7. A domelight comprising:

a housing body having at least one LED having a lens body and at least one light-emitting surface on the lens body for transmission of light by the LED, said housing body having at least one contrast surface adjacent the at least one light-emitting surface.

8. The domelight of claim 7, wherein the at least one contrast surface includes a first contrast surface disposed on a first side of the at least one light-emitting surface and a second contrast surface disposed on a second side of the at least one light-emitting surface opposite the first side.

9. The domelight of claim 7, wherein the housing body further includes a plurality of LEDs, each LED having a lens body with a light-emitting surface, the light-emitting surfaces being arranged substantially parallel to each other and spaced apart by a contrast surface disposed between the light-emitting surfaces.

10. The domelight of claim 7, wherein the at least one contrast surface is substantially dark.

11. The domelight of claim 7, wherein the at least one light-emitting surface has a first width and the at least one contrast surface has a width at least as great as the first width, each width being defined in a direction spanning at least both of the at least one light-emitting surface and the at least one contrast surface.

12. A domelight for an LED device, comprising:

an assembly for transmitting light from an LED through at least one light-emitting surface, and

a surface treatment on a portion of the assembly for surrounding the at least one light-emitting surface with a contrast surface.

13. The domelight of claim 12, wherein the at least one contrast surface includes a first contrast surface disposed on a first side of the at least one light-emitting surface and a second contrast surface disposed on a second side of the at least one light-emitting surface opposite the first side.

14. The domelight of claim 12, wherein the assembly includes a plurality of LEDs, each LED having a lens body with a light-emitting surface, the light-emitting surfaces being arranged substantially parallel to each other and spaced apart by a contrast surface disposed between the light-emitting surfaces.

15. The domelight of claim 12, wherein the at least one contrast surface is substantially dark.

16. The domelight of claim 12, wherein the at least one light-emitting surface has a first width and the at least one contrast surface has a width at least as great as the first width, each width being defined in a direction spanning at least both of the at least one light-emitting surface and the at least one contrast surface.

17. A method of displaying light emitted by an LED device, comprising:

emitting light from at least one LED through at least one light-emitting surface; and

disposing a contrast surface adjacent to the at least one light-emitting surface.

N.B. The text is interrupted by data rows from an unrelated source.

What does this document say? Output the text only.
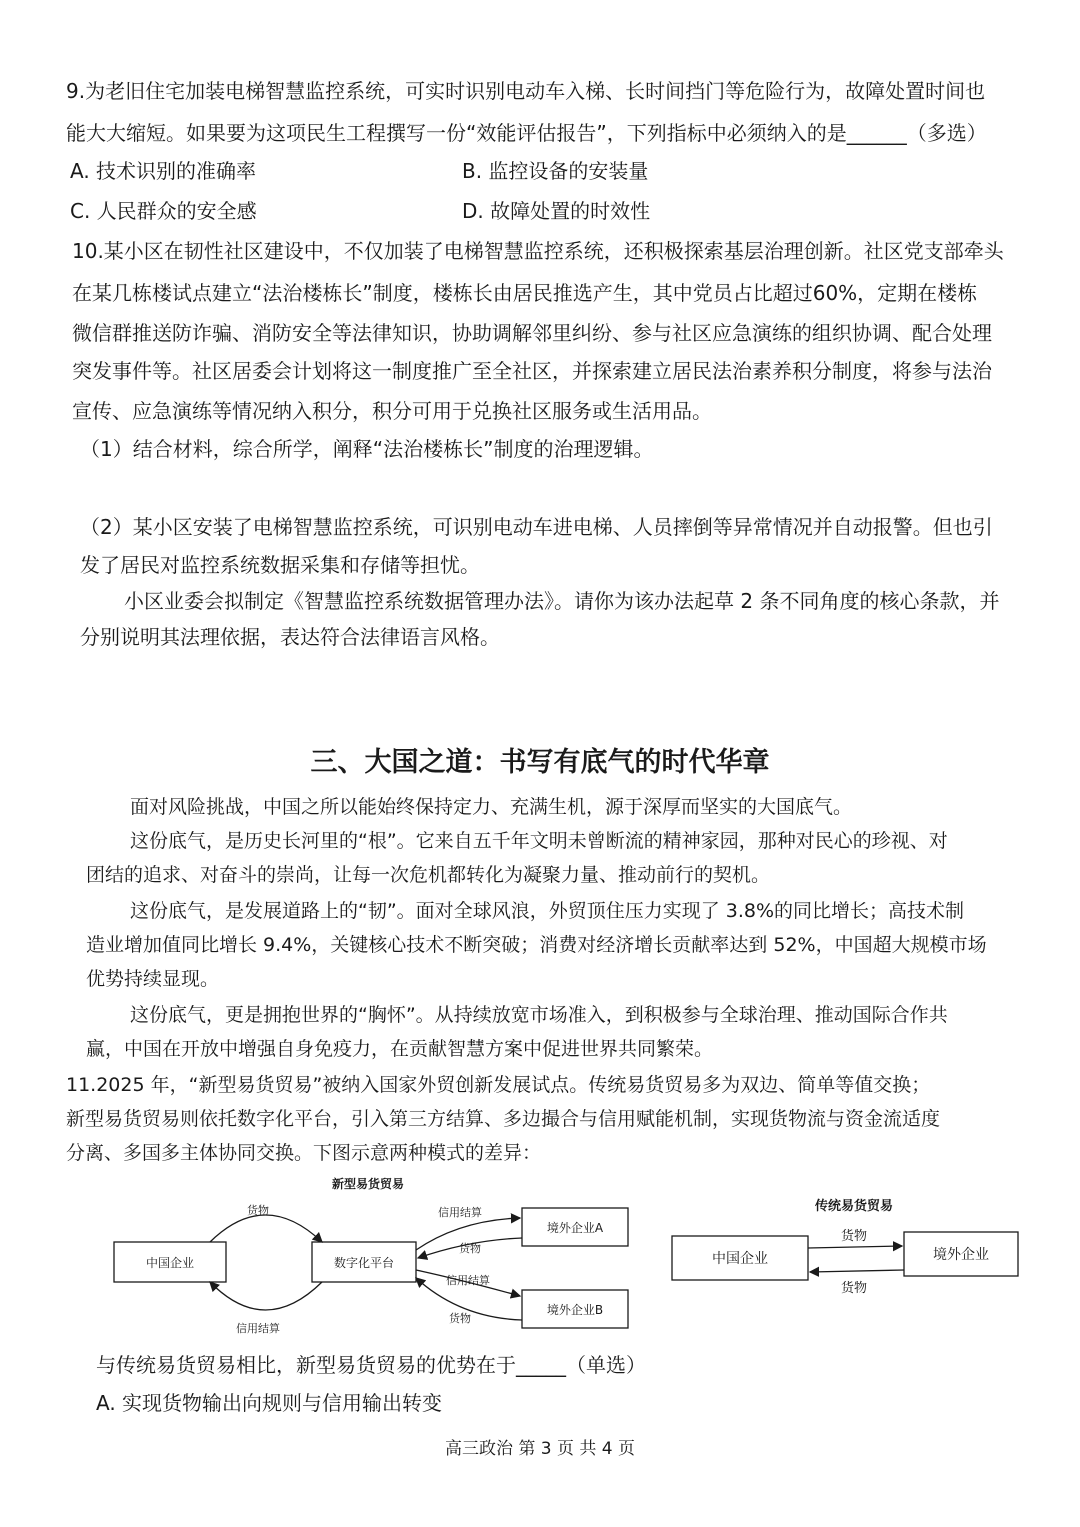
9.为老旧住宅加装电梯智慧监控系统，可实时识别电动车入梯、长时间挡门等危险行为，故障处置时间也
能大大缩短。如果要为这项民生工程撰写一份“效能评估报告”，下列指标中必须纳入的是______（多选）
A. 技术识别的准确率	B. 监控设备的安装量
C. 人民群众的安全感	D. 故障处置的时效性
10.某小区在韧性社区建设中，不仅加装了电梯智慧监控系统，还积极探索基层治理创新。社区党支部牵头
在某几栋楼试点建立“法治楼栋长”制度，楼栋长由居民推选产生，其中党员占比超过60%，定期在楼栋
微信群推送防诈骗、消防安全等法律知识，协助调解邻里纠纷、参与社区应急演练的组织协调、配合处理
突发事件等。社区居委会计划将这一制度推广至全社区，并探索建立居民法治素养积分制度，将参与法治
宣传、应急演练等情况纳入积分，积分可用于兑换社区服务或生活用品。
（1）结合材料，综合所学，阐释“法治楼栋长”制度的治理逻辑。
（2）某小区安装了电梯智慧监控系统，可识别电动车进电梯、人员摔倒等异常情况并自动报警。但也引
发了居民对监控系统数据采集和存储等担忧。
小区业委会拟制定《智慧监控系统数据管理办法》。请你为该办法起草 2 条不同角度的核心条款，并
分别说明其法理依据，表达符合法律语言风格。
三、大国之道：书写有底气的时代华章
面对风险挑战，中国之所以能始终保持定力、充满生机，源于深厚而坚实的大国底气。
这份底气，是历史长河里的“根”。它来自五千年文明未曾断流的精神家园，那种对民心的珍视、对
团结的追求、对奋斗的崇尚，让每一次危机都转化为凝聚力量、推动前行的契机。
这份底气，是发展道路上的“韧”。面对全球风浪，外贸顶住压力实现了 3.8%的同比增长；高技术制
造业增加值同比增长 9.4%，关键核心技术不断突破；消费对经济增长贡献率达到 52%，中国超大规模市场
优势持续显现。
这份底气，更是拥抱世界的“胸怀”。从持续放宽市场准入，到积极参与全球治理、推动国际合作共
赢，中国在开放中增强自身免疫力，在贡献智慧方案中促进世界共同繁荣。
11.2025 年，“新型易货贸易”被纳入国家外贸创新发展试点。传统易货贸易多为双边、简单等值交换；
新型易货贸易则依托数字化平台，引入第三方结算、多边撮合与信用赋能机制，实现货物流与资金流适度
分离、多国多主体协同交换。下图示意两种模式的差异：
新型易货贸易
中国企业	数字化平台
境外企业A
境外企业B
货物
信用结算
信用结算
货物
信用结算
货物
传统易货贸易
中国企业	境外企业
货物
货物
与传统易货贸易相比，新型易货贸易的优势在于_____（单选）
A. 实现货物输出向规则与信用输出转变
高三政治 第 3 页 共 4 页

18. The method of claim 17, wherein the at least one contrast surface includes a first contrast surface disposed on a first side of the at least one light-emitting surface and a second contrast surface disposed on a second side of the at least one light-emitting surface opposite the first side.

19. The method of claim 17, wherein the at least one LED includes a plurality of LEDs, each LED having a lens body with a light-emitting surface, the light-emitting surfaces being arranged substantially parallel to each other and spaced apart by a contrast surface disposed between the light-emitting surfaces.

20. The method of claim 17, wherein the at least one contrast surface is substantially dark.